Rencana Penerapan (Future)
Untuk membangun budaya positif
di sekolah diperlukan motivasi intrinsik siswa. Penegakan peraturan sekolah
dilakukan bukan dengan hukuman. Peran guru bukan sebagai penghukum siswa yang
melanggar atau sebagai pemantau yang selalu mengawasi dan mencatat rapi setiap
pelanggaran yang dilakukan siswa untuk selanjunya diberikan sanksi sebagai
konsekuensi perbuatan yang dilakukan. Tindakan seperti itu memang bisa membuat
siswa berdisiplin, namun hanya untuk sementara waktu demi menghindari hukuman. Seseorang
akan lebih tergerak untuk menjalankan keyakinannya, daripada hanya sekedar
mengikuti serangkaian peraturan tertulis tanpa paham maknanya. Murid-murid pun
demikian, mereka perlu diberikan pemahaman tentang arti sesungguhnya peraturan-peraturan
yang diberikan, apa nilai-nilai kebajikan dibalik peraturan tersebut, dan apa
tujuan utamanya.

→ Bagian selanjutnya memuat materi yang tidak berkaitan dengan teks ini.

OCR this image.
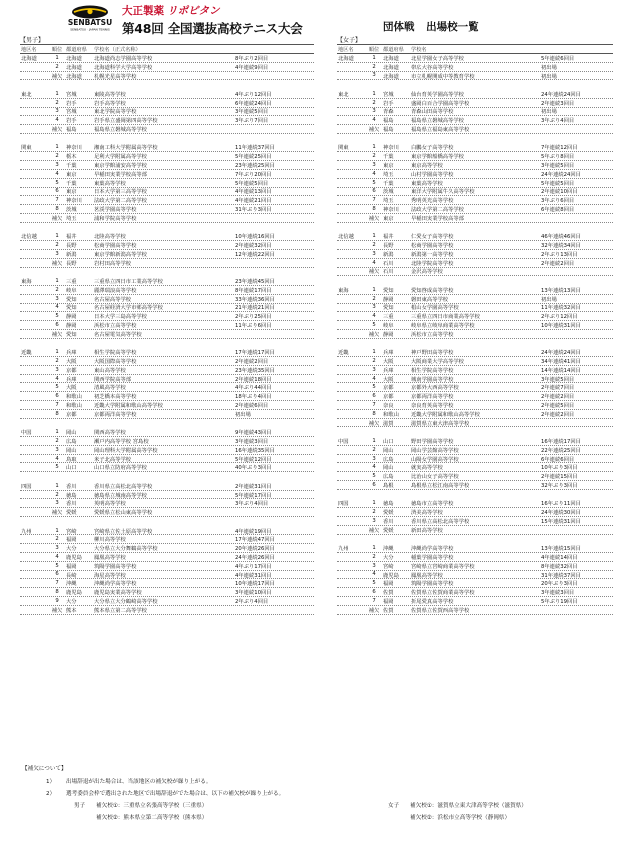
SENBATSU
SENBATSU · JAPAN TENNIS
大正製薬 リポビタン
第48回 全国選抜高校テニス大会	団体戦 出場校一覧
【男子】	【女子】
地区名	順位 都道府県	学校名（正式名称）
北海道	1	北海道	北海道尚志学園高等学校	8年ぶり2回目
2	北海道	北海道科学大学高等学校	4年連続9回目
補欠 北海道	札幌光星高等学校
東北	1	宮城	東陵高等学校	4年ぶり12回目
2	岩手	岩手高等学校	6年連続24回目
3	宮城	東北学院高等学校	3年連続5回目
4	岩手	岩手県立盛岡第四高等学校	3年ぶり7回目
補欠 福島	福島県立磐城高等学校
関東	1	神奈川	湘南工科大学附属高等学校	11年連続37回目
2	栃木	足利大学附属高等学校	5年連続25回目
3	千葉	東京学館浦安高等学校	23年連続25回目
4	東京	早稲田実業学校高等部	7年ぶり20回目
5	千葉	東葉高等学校	5年連続5回目
6	東京	日本大学第三高等学校	4年連続13回目
7	神奈川	法政大学第二高等学校	4年連続21回目
8	茨城	茗渓学園高等学校	31年ぶり3回目
補欠 埼玉	浦和学院高等学校
北信越	1	福井	北陸高等学校	10年連続16回目
2	長野	松商学園高等学校	2年連続32回目
3	新潟	東京学館新潟高等学校	12年連続22回目
補欠 長野	岩村田高等学校
東海	1	三重	三重県立四日市工業高等学校	23年連続45回目
2	岐阜	麗澤瑞浪高等学校	8年連続17回目
3	愛知	名古屋高等学校	33年連続36回目
4	愛知	名古屋経済大学市邨高等学校	21年連続21回目
5	静岡	日本大学三島高等学校	2年ぶり25回目
6	静岡	浜松市立高等学校	11年ぶり6回目
補欠 愛知	名古屋電気高等学校
近畿	1	兵庫	相生学院高等学校	17年連続17回目
2	大阪	大阪国際高等学校	2年連続2回目
3	京都	東山高等学校	23年連続35回目
4	兵庫	関西学院高等部	2年連続18回目
5	大阪	清風高等学校	4年ぶり44回目
6	和歌山	初芝橋本高等学校	18年ぶり4回目
7	和歌山	近畿大学附属和歌山高等学校	2年連続6回目
8	京都	京都両洋高等学校	初出場
中国	1	岡山	関西高等学校	9年連続43回目
2	広島	瀬戸内高等学校 宮島校	3年連続3回目
3	岡山	岡山理科大学附属高等学校	16年連続35回目
4	鳥取	米子北高等学校	5年連続12回目
5	山口	山口県立防府高等学校	40年ぶり3回目
四国	1	香川	香川県立高松北高等学校	2年連続31回目
2	徳島	徳島県立城南高等学校	5年連続17回目
3	香川	英明高等学校	3年ぶり4回目
補欠 愛媛	愛媛県立松山東高等学校
九州	1	宮崎	宮崎県立佐土原高等学校	4年連続19回目
2	福岡	柳川高等学校	17年連続47回目
3	大分	大分県立大分舞鶴高等学校	20年連続26回目
4	鹿児島	鳳凰高等学校	24年連続26回目
5	福岡	筑陽学園高等学校	4年ぶり17回目
6	長崎	海星高等学校	4年連続31回目
7	沖縄	沖縄尚学高等学校	10年連続17回目
8	鹿児島	鹿児島実業高等学校	3年連続10回目
9	大分	大分県立大分鶴崎高等学校	2年ぶり4回目
補欠 熊本	熊本県立第二高等学校
地区名	順位 都道府県	学校名
北海道	1	北海道	北星学園女子高等学校	5年連続6回目
2	北海道	帯広大谷高等学校	初出場
3	北海道	市立札幌開成中等教育学校	初出場
東北	1	宮城	仙台育英学園高等学校	24年連続24回目
2	岩手	盛岡白百合学園高等学校	2年連続3回目
3	青森	青森山田高等学校	初出場
4	福島	福島県立磐城高等学校	3年ぶり4回目
補欠 福島	福島県立福島東高等学校
関東	1	神奈川	白鵬女子高等学校	7年連続12回目
2	千葉	東京学館船橋高等学校	5年ぶり8回目
3	東京	東京高等学校	3年連続5回目
4	埼玉	山村学園高等学校	24年連続24回目
5	千葉	東葉高等学校	5年連続5回目
6	茨城	東洋大学附属牛久高等学校	2年連続10回目
7	埼玉	秀明英光高等学校	3年ぶり6回目
8	神奈川	法政大学第二高等学校	6年連続8回目
補欠 東京	早稲田実業学校高等部
北信越	1	福井	仁愛女子高等学校	46年連続46回目
2	長野	松商学園高等学校	32年連続34回目
3	新潟	新潟第一高等学校	2年ぶり13回目
4	石川	北陸学院高等学校	2年連続2回目
補欠 石川	金沢高等学校
東海	1	愛知	愛知啓成高等学校	13年連続13回目
2	静岡	磐田東高等学校	初出場
3	愛知	椙山女学園高等学校	11年連続32回目
4	三重	三重県立四日市商業高等学校	2年ぶり12回目
5	岐阜	岐阜県立岐阜商業高等学校	10年連続31回目
補欠 静岡	浜松市立高等学校
近畿	1	兵庫	神戸野田高等学校	24年連続24回目
2	大阪	大阪商業大学高等学校	34年連続41回目
3	兵庫	相生学院高等学校	14年連続14回目
4	大阪	城南学園高等学校	3年連続5回目
5	京都	京都外大西高等学校	2年連続7回目
6	京都	京都両洋高等学校	2年連続2回目
7	奈良	奈良育英高等学校	2年連続5回目
8	和歌山	近畿大学附属和歌山高等学校	2年連続2回目
補欠 滋賀	滋賀県立東大津高等学校
中国	1	山口	野田学園高等学校	16年連続17回目
2	岡山	岡山学芸館高等学校	22年連続25回目
3	広島	山陽女学園高等学校	6年連続6回目
4	岡山	就実高等学校	10年ぶり3回目
5	広島	比治山女子高等学校	2年連続15回目
6	島根	島根県立松江南高等学校	32年ぶり3回目
四国	1	徳島	徳島市立高等学校	16年ぶり11回目
2	愛媛	済美高等学校	24年連続30回目
3	香川	香川県立高松北高等学校	15年連続31回目
補欠 愛媛	新田高等学校
九州	1	沖縄	沖縄尚学高等学校	13年連続15回目
2	大分	稲葉学園高等学校	4年連続14回目
3	宮崎	宮崎県立宮崎商業高等学校	8年連続32回目
4	鹿児島	鳳凰高等学校	31年連続37回目
5	福岡	筑陽学園高等学校	20年ぶり3回目
6	佐賀	佐賀県立佐賀商業高等学校	3年連続3回目
7	福岡	折尾愛真高等学校	5年ぶり19回目
補欠 佐賀	佐賀県立佐賀西高等学校
【補欠について】
1） 出場辞退が出た場合は、当該地区の補欠校が繰り上がる。
2） 選考委員会枠で選出された地区で出場辞退がでた場合は、以下の補欠校が繰り上がる。
男子 補欠校①：三重県立名張高等学校（三重県）
補欠校②：熊本県立第二高等学校（熊本県）
女子 補欠校①：滋賀県立東大津高等学校（滋賀県）
補欠校②：浜松市立高等学校（静岡県）
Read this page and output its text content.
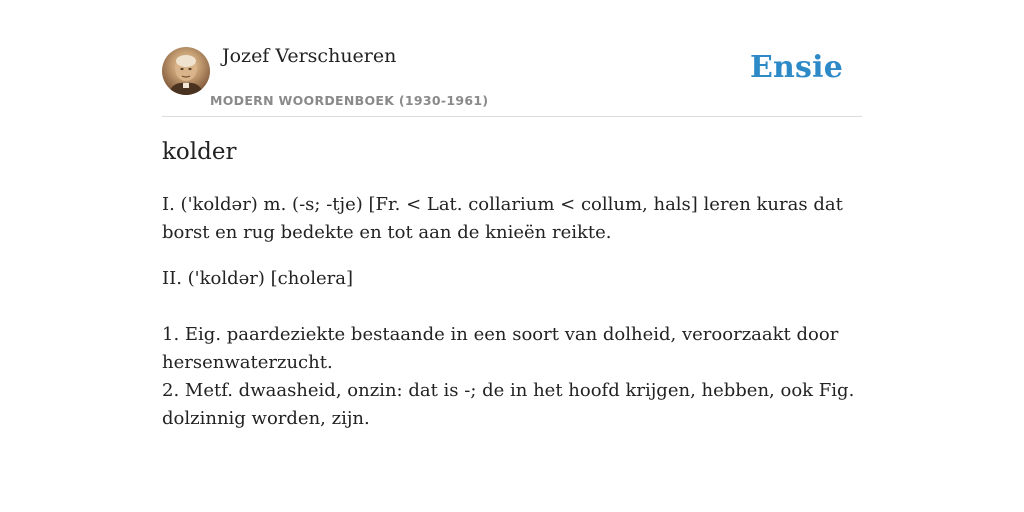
Jozef Verschueren
MODERN WOORDENBOEK (1930-1961)
Ensie
kolder

I. ('koldər) m. (-s; -tje) [Fr. < Lat. collarium < collum, hals] leren kuras dat borst en rug bedekte en tot aan de knieën reikte.

II. ('koldər) [cholera]

1. Eig. paardeziekte bestaande in een soort van dolheid, veroorzaakt door hersenwaterzucht.

2. Metf. dwaasheid, onzin: dat is -; de in het hoofd krijgen, hebben, ook Fig. dolzinnig worden, zijn.
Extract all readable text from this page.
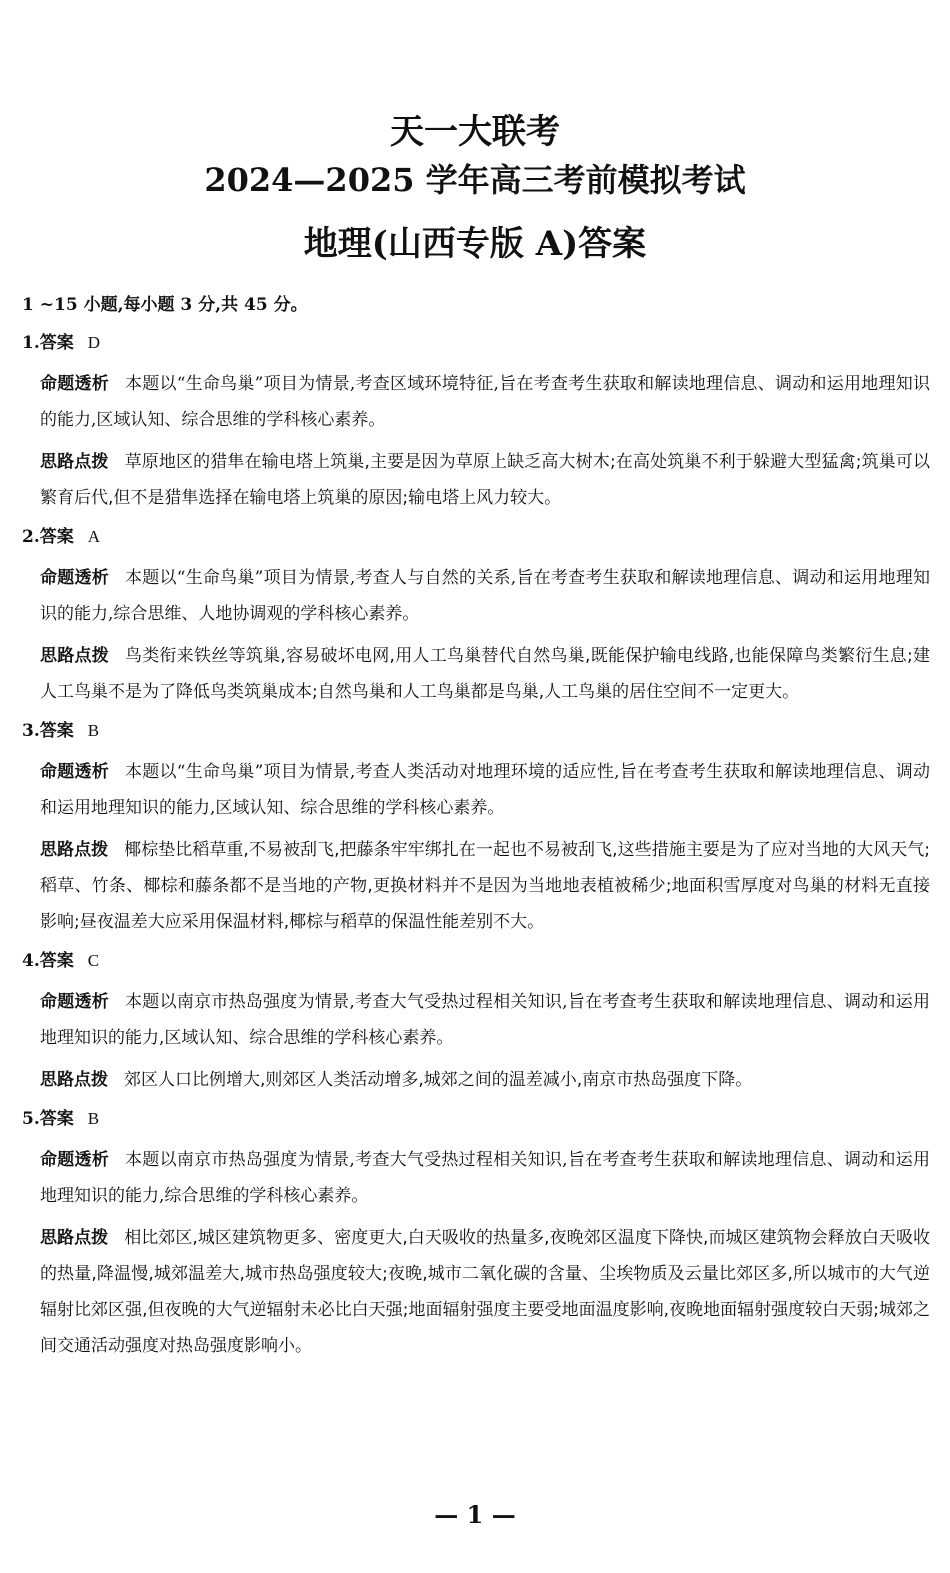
天一大联考
2024—2025 学年高三考前模拟考试
地理(山西专版 A)答案

1 ~15 小题,每小题 3 分,共 45 分。

1.答案 D

命题透析 本题以“生命鸟巢”项目为情景,考查区域环境特征,旨在考查考生获取和解读地理信息、调动和运用地理知识的能力,区域认知、综合思维的学科核心素养。

思路点拨 草原地区的猎隼在输电塔上筑巢,主要是因为草原上缺乏高大树木;在高处筑巢不利于躲避大型猛禽;筑巢可以繁育后代,但不是猎隼选择在输电塔上筑巢的原因;输电塔上风力较大。

2.答案 A

命题透析 本题以“生命鸟巢”项目为情景,考查人与自然的关系,旨在考查考生获取和解读地理信息、调动和运用地理知识的能力,综合思维、人地协调观的学科核心素养。

思路点拨 鸟类衔来铁丝等筑巢,容易破坏电网,用人工鸟巢替代自然鸟巢,既能保护输电线路,也能保障鸟类繁衍生息;建人工鸟巢不是为了降低鸟类筑巢成本;自然鸟巢和人工鸟巢都是鸟巢,人工鸟巢的居住空间不一定更大。

3.答案 B

命题透析 本题以“生命鸟巢”项目为情景,考查人类活动对地理环境的适应性,旨在考查考生获取和解读地理信息、调动和运用地理知识的能力,区域认知、综合思维的学科核心素养。

思路点拨 椰棕垫比稻草重,不易被刮飞,把藤条牢牢绑扎在一起也不易被刮飞,这些措施主要是为了应对当地的大风天气;稻草、竹条、椰棕和藤条都不是当地的产物,更换材料并不是因为当地地表植被稀少;地面积雪厚度对鸟巢的材料无直接影响;昼夜温差大应采用保温材料,椰棕与稻草的保温性能差别不大。

4.答案 C

命题透析 本题以南京市热岛强度为情景,考查大气受热过程相关知识,旨在考查考生获取和解读地理信息、调动和运用地理知识的能力,区域认知、综合思维的学科核心素养。

思路点拨 郊区人口比例增大,则郊区人类活动增多,城郊之间的温差减小,南京市热岛强度下降。

5.答案 B

命题透析 本题以南京市热岛强度为情景,考查大气受热过程相关知识,旨在考查考生获取和解读地理信息、调动和运用地理知识的能力,综合思维的学科核心素养。

思路点拨 相比郊区,城区建筑物更多、密度更大,白天吸收的热量多,夜晚郊区温度下降快,而城区建筑物会释放白天吸收的热量,降温慢,城郊温差大,城市热岛强度较大;夜晚,城市二氧化碳的含量、尘埃物质及云量比郊区多,所以城市的大气逆辐射比郊区强,但夜晚的大气逆辐射未必比白天强;地面辐射强度主要受地面温度影响,夜晚地面辐射强度较白天弱;城郊之间交通活动强度对热岛强度影响小。

— 1 —
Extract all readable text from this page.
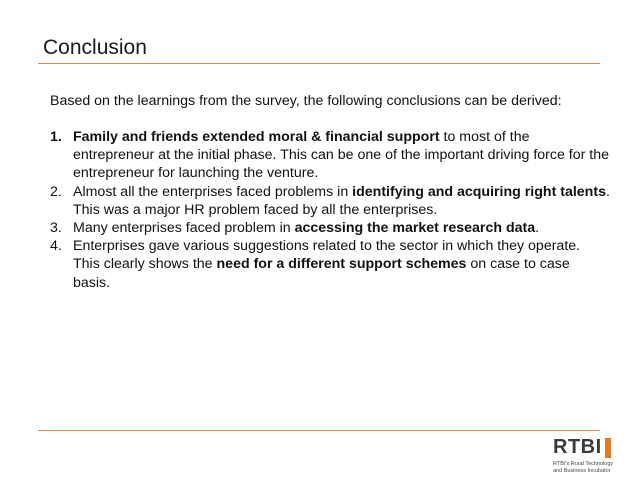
Conclusion
Based on the learnings from the survey, the following conclusions can be derived:
1. Family and friends extended moral & financial support to most of the entrepreneur at the initial phase. This can be one of the important driving force for the entrepreneur for launching the venture.
2. Almost all the enterprises faced problems in identifying and acquiring right talents. This was a major HR problem faced by all the enterprises.
3. Many enterprises faced problem in accessing the market research data.
4. Enterprises gave various suggestions related to the sector in which they operate. This clearly shows the need for a different support schemes on case to case basis.
RTBI
RTBI's Rural Technology
and Business Incubator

Dengan demikian diharapkan murid patuh terhadap peraturan
dalam rangka menjalankan nilai-nilai yang diyakini, bukan karena takut atau sekedar
mengikuti serangkaian peraturan-peraturan yang mengatur mereka tanpa memahami
tujuan mulianya. Untuk itu di sekolah/kelas perlu dibuat kesepakatan tentang
keyakinan sekolah/kelas yang dibuat bersama antara guru dan murid sebagai nilai
kebajikan yang menjadi kontrol siswa dalam berperilaku sehari-hari. Jika ada
siswa yang melanggar peraturan maka guru berperan sebagai manajer melakukan pembimbingan
siswa dengan restitusi. Dengan restitusi siswa dibimbing untuk memperbaiki
kesalahan, menyadari keyakinan yang dilanggar, dan memulihkan dirinya setelah
berbuat salah. Penekanannya bukanlah pada bagaimana berperilaku untuk
menyenangkan orang lain atau menghindari ketidaknyamanan (hukuman), namun
tujuannya adalah menjadi orang yang menghargai nilai-nilai kebajikan. Dengan
demikian siswa memiliki kemandirian dalam mengontrol perilakunya atas dasar
nilai-nilai kebajikan yang mereka percayai.